212 défenseurs de l’environnement tués en 2019, un record
COMBAT La moitié des meurtres se sont produits dans seulement deux pays : la Colombie, avec 64 victimes, et les Philippines, avec 43 morts
C’est une année noire pour les défenseurs de l’environnement. Au prix de leur vie, un peu partout dans le monde, ils se battent contre la déforestation, les mines ou des projets agro-industriels : au moins 212 défenseurs de l’environnement ont été tués en 2019. Surtout, ce chiffre constitue un nouveau record, selon l’ONG britannique Global Witness dont le décompte a débuté en 2012.
Des chiffres sous-évalués
Leaders autochtones, rangers chargés de protéger la nature ou militants ordinaires… Le bilan annuel publié mercredi surpasse le précédent record de 2017 où 207 morts avaient été enregistrées. Et comme chaque année, « nos chiffres sont presque certainement sous-évalués », avertit Global Witness.
En 2019, la moitié des meurtres se sont produits dans seulement deux pays : la Colombie, qui avec 64 victimes se classe largement en tête dans une Amérique latine qui représente deux-tiers de ce décompte macabre, et les Philippines, avec 43 morts. Dans les deux pays, comme dans le reste du monde, les représentants des peuples autochtones (40 % des tués en 2019) qui vivent au plus près de la nature « subissent un risque disproportionné de représailles » lorsqu’ils se battent pour défendre « leurs terres ancestrales ». Par exemple aux Philippines, Datu Kaylo Bontolan, leader du peuple Manobo, a été tué lors d’un bombardement aérien en avril 2019 alors qu’il luttait avec sa communauté contre un projet minier.

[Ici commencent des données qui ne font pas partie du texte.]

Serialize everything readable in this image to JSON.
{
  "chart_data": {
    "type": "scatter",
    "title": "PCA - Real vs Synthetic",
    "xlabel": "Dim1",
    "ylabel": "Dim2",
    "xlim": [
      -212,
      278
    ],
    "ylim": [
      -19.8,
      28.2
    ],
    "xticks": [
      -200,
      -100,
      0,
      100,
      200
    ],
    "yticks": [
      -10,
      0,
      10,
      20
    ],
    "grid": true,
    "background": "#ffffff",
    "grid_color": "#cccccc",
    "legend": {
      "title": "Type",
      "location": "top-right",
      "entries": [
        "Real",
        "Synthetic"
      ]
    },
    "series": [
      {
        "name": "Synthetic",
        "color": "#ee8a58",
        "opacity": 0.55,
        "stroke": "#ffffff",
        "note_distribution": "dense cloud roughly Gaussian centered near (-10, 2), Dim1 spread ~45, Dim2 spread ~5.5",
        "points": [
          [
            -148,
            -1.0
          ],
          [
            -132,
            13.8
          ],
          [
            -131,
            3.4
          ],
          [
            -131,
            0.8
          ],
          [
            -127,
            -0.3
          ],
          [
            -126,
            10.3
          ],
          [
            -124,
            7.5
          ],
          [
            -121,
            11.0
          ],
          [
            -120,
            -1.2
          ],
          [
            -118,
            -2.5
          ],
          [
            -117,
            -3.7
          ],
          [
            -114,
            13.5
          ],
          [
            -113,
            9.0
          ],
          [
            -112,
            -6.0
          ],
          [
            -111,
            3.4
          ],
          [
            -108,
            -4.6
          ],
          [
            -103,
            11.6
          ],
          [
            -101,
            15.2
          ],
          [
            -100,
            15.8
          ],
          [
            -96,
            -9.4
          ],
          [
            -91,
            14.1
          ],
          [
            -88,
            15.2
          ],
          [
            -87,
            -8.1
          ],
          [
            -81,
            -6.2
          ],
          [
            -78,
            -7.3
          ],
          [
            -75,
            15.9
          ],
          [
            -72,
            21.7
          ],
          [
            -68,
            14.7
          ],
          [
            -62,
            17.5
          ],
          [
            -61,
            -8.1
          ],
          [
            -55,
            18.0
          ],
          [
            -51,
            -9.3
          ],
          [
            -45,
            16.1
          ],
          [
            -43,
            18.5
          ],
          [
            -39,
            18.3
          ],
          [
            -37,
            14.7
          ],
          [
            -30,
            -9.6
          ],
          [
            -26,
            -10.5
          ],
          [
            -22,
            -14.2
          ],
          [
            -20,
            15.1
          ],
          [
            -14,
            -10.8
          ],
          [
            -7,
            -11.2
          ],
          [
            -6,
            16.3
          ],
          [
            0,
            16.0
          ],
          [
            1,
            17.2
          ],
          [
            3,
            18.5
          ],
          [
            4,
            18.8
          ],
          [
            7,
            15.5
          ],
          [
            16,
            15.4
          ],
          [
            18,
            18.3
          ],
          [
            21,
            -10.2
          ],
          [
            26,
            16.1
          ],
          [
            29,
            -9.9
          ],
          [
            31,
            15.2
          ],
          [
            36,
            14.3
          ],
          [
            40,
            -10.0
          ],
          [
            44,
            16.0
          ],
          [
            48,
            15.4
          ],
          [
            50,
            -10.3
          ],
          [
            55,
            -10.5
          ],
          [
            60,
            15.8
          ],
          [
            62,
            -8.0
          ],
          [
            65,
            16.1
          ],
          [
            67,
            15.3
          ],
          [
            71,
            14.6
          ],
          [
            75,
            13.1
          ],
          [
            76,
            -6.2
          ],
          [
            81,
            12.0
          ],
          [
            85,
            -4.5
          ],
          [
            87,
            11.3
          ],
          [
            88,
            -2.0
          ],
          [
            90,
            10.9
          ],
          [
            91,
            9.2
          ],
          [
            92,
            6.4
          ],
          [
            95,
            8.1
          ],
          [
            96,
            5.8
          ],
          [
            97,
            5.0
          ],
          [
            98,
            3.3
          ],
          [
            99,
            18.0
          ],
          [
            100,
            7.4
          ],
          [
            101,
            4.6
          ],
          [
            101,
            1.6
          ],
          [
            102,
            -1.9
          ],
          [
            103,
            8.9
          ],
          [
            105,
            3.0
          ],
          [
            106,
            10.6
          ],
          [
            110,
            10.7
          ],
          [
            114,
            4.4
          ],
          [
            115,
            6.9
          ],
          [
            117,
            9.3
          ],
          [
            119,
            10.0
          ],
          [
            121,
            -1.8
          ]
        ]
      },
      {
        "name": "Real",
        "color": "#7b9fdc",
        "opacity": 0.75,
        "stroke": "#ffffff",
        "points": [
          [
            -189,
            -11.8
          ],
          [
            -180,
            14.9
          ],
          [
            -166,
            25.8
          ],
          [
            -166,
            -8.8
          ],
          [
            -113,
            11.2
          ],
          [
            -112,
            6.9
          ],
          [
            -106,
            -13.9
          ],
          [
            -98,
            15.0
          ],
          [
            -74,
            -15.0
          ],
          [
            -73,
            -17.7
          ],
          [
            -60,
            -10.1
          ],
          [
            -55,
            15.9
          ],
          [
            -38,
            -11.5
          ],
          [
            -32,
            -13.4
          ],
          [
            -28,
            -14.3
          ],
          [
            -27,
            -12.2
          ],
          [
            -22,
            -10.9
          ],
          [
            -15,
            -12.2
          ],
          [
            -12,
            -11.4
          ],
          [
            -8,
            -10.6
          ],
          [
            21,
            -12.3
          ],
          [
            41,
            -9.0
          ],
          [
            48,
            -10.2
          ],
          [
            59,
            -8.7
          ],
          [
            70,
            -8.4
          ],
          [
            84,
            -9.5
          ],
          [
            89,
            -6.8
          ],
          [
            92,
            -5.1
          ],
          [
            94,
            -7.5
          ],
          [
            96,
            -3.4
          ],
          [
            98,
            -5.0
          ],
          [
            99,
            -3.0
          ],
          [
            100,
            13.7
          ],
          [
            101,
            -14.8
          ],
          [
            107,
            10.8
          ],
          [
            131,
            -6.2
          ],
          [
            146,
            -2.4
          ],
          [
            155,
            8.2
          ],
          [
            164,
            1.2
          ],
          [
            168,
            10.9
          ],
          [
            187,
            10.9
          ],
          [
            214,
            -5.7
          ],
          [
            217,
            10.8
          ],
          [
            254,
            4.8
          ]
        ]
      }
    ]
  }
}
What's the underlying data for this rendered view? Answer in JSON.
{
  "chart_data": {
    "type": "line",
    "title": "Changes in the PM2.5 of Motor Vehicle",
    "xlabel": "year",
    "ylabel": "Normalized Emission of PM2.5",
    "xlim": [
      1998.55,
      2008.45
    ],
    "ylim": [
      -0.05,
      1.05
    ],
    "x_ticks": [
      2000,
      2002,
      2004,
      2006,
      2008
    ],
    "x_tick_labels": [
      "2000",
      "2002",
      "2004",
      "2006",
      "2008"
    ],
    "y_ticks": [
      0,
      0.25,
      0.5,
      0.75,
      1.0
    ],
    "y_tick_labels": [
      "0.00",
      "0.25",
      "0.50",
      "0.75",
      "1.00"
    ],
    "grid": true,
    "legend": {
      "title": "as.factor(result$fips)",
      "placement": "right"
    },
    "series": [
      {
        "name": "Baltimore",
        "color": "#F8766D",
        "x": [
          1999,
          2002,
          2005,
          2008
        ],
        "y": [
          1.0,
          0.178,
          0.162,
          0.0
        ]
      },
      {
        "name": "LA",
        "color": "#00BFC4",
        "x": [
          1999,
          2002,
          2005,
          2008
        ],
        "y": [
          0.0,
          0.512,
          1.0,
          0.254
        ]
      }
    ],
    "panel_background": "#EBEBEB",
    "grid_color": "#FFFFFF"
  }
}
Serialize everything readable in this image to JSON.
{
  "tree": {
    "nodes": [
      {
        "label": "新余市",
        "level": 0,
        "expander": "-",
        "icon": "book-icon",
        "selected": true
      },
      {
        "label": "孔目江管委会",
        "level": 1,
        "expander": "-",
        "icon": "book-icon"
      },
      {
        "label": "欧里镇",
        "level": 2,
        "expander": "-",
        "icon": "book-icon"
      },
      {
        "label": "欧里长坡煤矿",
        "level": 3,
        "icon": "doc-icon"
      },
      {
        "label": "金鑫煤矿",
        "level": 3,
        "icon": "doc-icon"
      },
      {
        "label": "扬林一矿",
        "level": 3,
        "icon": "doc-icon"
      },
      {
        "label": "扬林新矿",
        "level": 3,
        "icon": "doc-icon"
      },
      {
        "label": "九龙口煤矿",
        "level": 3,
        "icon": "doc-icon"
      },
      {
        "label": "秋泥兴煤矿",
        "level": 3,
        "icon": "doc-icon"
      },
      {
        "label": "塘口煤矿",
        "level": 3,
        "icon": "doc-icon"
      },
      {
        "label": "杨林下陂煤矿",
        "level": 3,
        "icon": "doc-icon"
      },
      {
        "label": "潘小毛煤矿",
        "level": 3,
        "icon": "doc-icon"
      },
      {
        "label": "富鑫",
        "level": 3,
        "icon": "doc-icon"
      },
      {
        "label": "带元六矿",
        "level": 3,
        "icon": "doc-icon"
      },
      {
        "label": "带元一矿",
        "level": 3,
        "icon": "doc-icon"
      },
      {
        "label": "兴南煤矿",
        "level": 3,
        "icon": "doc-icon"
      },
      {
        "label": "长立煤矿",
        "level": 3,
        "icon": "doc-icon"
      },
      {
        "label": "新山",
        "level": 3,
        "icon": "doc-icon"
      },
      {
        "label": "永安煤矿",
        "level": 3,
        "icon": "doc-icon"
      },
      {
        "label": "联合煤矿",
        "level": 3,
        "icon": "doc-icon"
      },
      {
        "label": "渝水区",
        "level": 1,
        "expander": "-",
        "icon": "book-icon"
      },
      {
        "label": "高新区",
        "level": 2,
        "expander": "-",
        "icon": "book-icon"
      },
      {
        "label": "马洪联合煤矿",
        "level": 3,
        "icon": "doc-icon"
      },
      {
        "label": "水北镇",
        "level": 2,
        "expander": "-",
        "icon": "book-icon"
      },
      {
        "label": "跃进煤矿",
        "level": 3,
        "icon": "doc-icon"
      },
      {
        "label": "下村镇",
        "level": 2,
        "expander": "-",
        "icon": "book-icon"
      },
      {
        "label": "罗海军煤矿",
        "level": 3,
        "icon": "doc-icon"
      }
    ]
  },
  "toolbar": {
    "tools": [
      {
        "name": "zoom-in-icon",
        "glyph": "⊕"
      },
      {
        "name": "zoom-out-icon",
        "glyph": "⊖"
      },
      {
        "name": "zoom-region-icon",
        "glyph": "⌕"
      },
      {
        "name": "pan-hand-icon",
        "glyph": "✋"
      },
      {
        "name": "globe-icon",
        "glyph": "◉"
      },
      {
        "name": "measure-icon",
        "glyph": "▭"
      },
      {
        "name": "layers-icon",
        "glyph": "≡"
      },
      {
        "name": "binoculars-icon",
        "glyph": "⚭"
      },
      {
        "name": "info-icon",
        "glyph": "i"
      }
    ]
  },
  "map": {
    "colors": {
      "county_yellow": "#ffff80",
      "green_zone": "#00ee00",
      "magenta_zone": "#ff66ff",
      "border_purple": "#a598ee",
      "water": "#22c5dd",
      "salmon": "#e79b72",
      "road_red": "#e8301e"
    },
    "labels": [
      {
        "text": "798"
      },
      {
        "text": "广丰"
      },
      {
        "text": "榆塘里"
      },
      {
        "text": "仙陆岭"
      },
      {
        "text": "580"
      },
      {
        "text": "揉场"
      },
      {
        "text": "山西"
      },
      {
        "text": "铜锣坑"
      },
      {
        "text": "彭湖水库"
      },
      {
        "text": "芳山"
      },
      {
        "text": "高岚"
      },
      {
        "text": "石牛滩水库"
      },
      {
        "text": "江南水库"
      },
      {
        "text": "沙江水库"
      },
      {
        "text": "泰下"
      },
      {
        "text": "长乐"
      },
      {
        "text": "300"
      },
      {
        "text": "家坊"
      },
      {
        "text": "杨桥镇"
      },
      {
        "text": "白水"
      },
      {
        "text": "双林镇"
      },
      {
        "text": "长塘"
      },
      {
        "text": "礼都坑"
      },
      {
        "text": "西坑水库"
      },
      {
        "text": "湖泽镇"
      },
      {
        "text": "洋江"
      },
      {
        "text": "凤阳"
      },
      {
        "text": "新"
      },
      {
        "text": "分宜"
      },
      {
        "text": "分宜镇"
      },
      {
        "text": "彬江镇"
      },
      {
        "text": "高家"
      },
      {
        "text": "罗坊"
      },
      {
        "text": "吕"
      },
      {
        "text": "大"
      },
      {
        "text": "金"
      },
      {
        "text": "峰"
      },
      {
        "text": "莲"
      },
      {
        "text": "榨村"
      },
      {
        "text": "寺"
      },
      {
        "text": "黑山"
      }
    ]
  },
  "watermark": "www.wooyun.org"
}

Avec 50 morts, les mines sont d’ailleurs le secteur le plus meurtrier pour les défenseurs de l’environnement. L’agro-industrie arrive ensuite, avec 34 militants tués en s’opposant à des exploitations d’huile de palme, de sucre ou de fruits tropicaux, en grande partie en Asie. Le combat contre l’exploitation forestière a de son côté fait 24 victimes, une augmentation de 85 % par rapport à 2018.
Défendre la forêt peut aussi coûter la vie en Europe, continent pourtant le moins touché par les meurtres de défenseurs de l’environnement. Ainsi en Roumanie, où l’une des plus importantes forêts primaires d’Europe est victime d’exploitation sauvage, le garde forestier Liviu Pop a été abattu en octobre après avoir surpris des bûcherons illégaux. Un mois plus tôt un autre était tué d’un coup de hache à la tête.
Quelques victoires tout de même
Si, dans le contexte d’une reconstruction d’un monde post-Covid plus vert, la protection des militants environnementaux est « vitale », l’ONG souligne au contraire une « intensification des problèmes » : « les gouvernements à travers la planète, des Etats-Unis au Brésil ou à la Colombie et aux Philippines, ont utilisé la crise pour durcir les mesures draconiennes pour contrôler les citoyens et revenir sur des règles environnementales durement acquises ».
Malgré ce sombre constat, l’ONG se réjouit des quelques victoires remportées par ces militants « courageux », « preuve de leur ténacité ». Comme celle des Indiens waorani en Amazonie équatorienne où la justice a suspendu l’entrée sur leurs terres de l’industrie pétrolière. Toutefois, il ne faut jamais se réjouir trop vite : sur ce dossier le gouvernement a fait appel.